Crude oil inventories fell by a smaller than expected 0.9 million barrels in the April 28 week to 527.8 million, the fourth consecutive drawdown which narrowed the gain on the year ago level by 0.7 percentage points to 3.1 percent. Product inventories were mixed, with gasoline up 0.2 million barrels to 241.2 million, down 0.2 percent from last year, while distillates fell 0.6 million barrels to 150.4 million, 4.2 percent below last year at this time. Most analysts expected a drop in crude oil inventories twice as large based on Tuesday's American Petroleum Institute report estimating a 4.16 million barrel decline for the week. WTI crude oil futures fell about 60 cents to $47.30 per barrel immediately following the release of the report, extending the sell-off from April highs to about 6 dollars per barrel.
Crude oil imports fell in the week, averaging 8.3 million barrel per day, down 0.648 million from prior week's average. The decline put the 4 week average at 8.2 million barrels per day, 4.9 percent above the year level.

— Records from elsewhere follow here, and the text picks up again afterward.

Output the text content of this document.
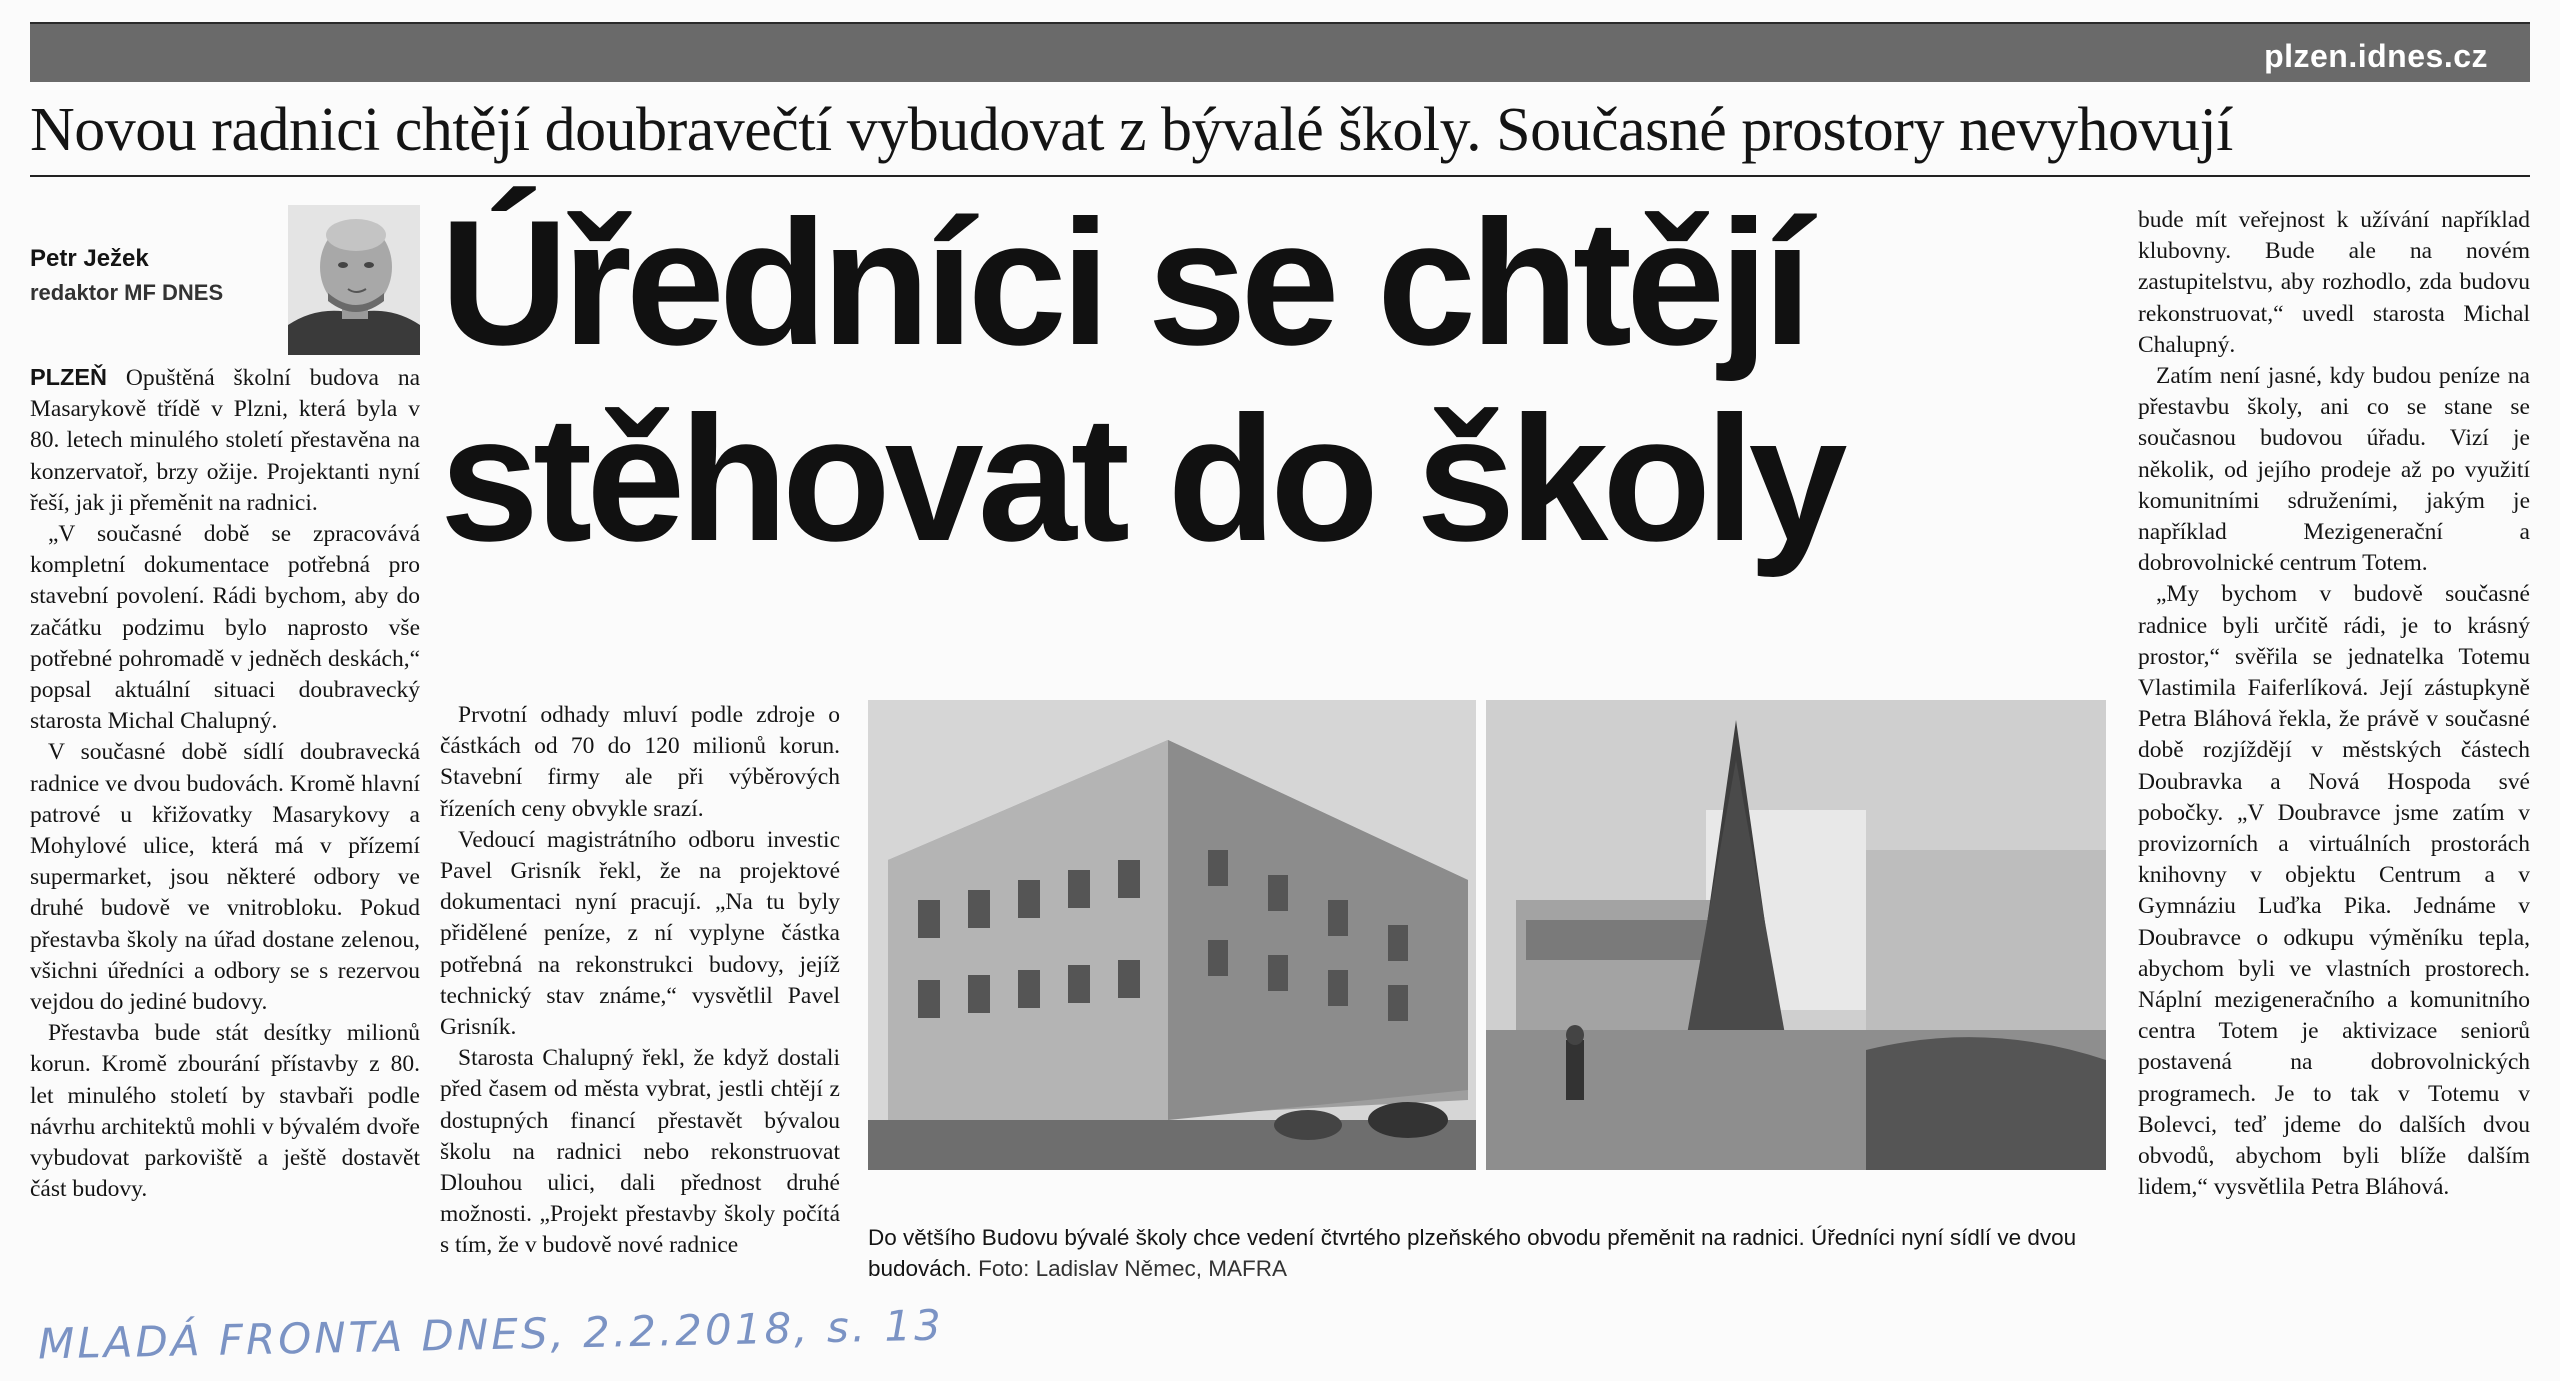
plzen.idnes.cz
Novou radnici chtějí doubravečtí vybudovat z bývalé školy. Současné prostory nevyhovují
Petr Ježek
redaktor MF DNES Úředníci se chtějí
stěhovat do školy

PLZEŇ Opuštěná školní budova na Masarykově třídě v Plzni, která byla v 80. letech minulého století přestavěna na konzervatoř, brzy ožije. Projektanti nyní řeší, jak ji přeměnit na radnici.

„V současné době se zpracovává kompletní dokumentace potřebná pro stavební povolení. Rádi bychom, aby do začátku podzimu bylo naprosto vše potřebné pohromadě v jedněch deskách,“ popsal aktuální situaci doubravecký starosta Michal Chalupný.

V současné době sídlí doubravecká radnice ve dvou budovách. Kromě hlavní patrové u křižovatky Masarykovy a Mohylové ulice, která má v přízemí supermarket, jsou některé odbory ve druhé budově ve vnitrobloku. Pokud přestavba školy na úřad dostane zelenou, všichni úředníci a odbory se s rezervou vejdou do jediné budovy.

Přestavba bude stát desítky milionů korun. Kromě zbourání přístavby z 80. let minulého století by stavbaři podle návrhu architektů mohli v bývalém dvoře vybudovat parkoviště a ještě dostavět část budovy.

Prvotní odhady mluví podle zdroje o částkách od 70 do 120 milionů korun. Stavební firmy ale při výběrových řízeních ceny obvykle srazí.

Vedoucí magistrátního odboru investic Pavel Grisník řekl, že na projektové dokumentaci nyní pracují. „Na tu byly přidělené peníze, z ní vyplyne částka potřebná na rekonstrukci budovy, jejíž technický stav známe,“ vysvětlil Pavel Grisník.

Starosta Chalupný řekl, že když dostali před časem od města vybrat, jestli chtějí z dostupných financí přestavět bývalou školu na radnici nebo rekonstruovat Dlouhou ulici, dali přednost druhé možnosti. „Projekt přestavby školy počítá s tím, že v budově nové radnice	Do většího Budovu bývalé školy chce vedení čtvrtého plzeňského obvodu přeměnit na radnici. Úředníci nyní sídlí ve dvou budovách. Foto: Ladislav Němec, MAFRA

bude mít veřejnost k užívání například klubovny. Bude ale na novém zastupitelstvu, aby rozhodlo, zda budovu rekonstruovat,“ uvedl starosta Michal Chalupný.

Zatím není jasné, kdy budou peníze na přestavbu školy, ani co se stane se současnou budovou úřadu. Vizí je několik, od jejího prodeje až po využití komunitními sdruženími, jakým je například Mezigenerační a dobrovolnické centrum Totem.

„My bychom v budově současné radnice byli určitě rádi, je to krásný prostor,“ svěřila se jednatelka Totemu Vlastimila Faiferlíková. Její zástupkyně Petra Bláhová řekla, že právě v současné době rozjíždějí v městských částech Doubravka a Nová Hospoda své pobočky. „V Doubravce jsme zatím v provizorních a virtuálních prostorách knihovny v objektu Centrum a v Gymnáziu Luďka Pika. Jednáme v Doubravce o odkupu výměníku tepla, abychom byli ve vlastních prostorech. Náplní mezigeneračního a komunitního centra Totem je aktivizace seniorů postavená na dobrovolnických programech. Je to tak v Totemu v Bolevci, teď jdeme do dalších dvou obvodů, abychom byli blíže dalším lidem,“ vysvětlila Petra Bláhová.

MLADÁ FRONTA DNES, 2.2.2018, s. 13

Refineries pulled back production to 93.3 percent of the operable capacity, a 1.1 percentage decline from the previous week. Gasoline production nevertheless slightly increased, averaging 9.8 million barrels per day, as did the production distillates, which rose to an average of 5.1 million barrels per day.
Demand marginally improved after weakness in prior weeks, with total product supplied averaging 19.6 million barrels per day, but the decline from last year increased by 0.2 percentage points to 2.4 percent. Supplied gasoline averaged 9.2 million barrels per day, increasing the drop versus last year by 0.9 percentage points to 2.7 percent as long term trends in fuel efficiency improvement and miles per vehicle driven continue to soften demand. Distillate fuel product supplied, which had seen very robust demand in prior months, now averages 4.2 million barrels per day, up just 3.3 percent from the year ago level, a sharp slowdown from the 15 percent plus gains seen earlier this year. The general weakness in demand and the increased domestic production anticipated from new shale oil production coming on board probably indicates increases in future crude oil inventory levels and lower crude oil prices ahead.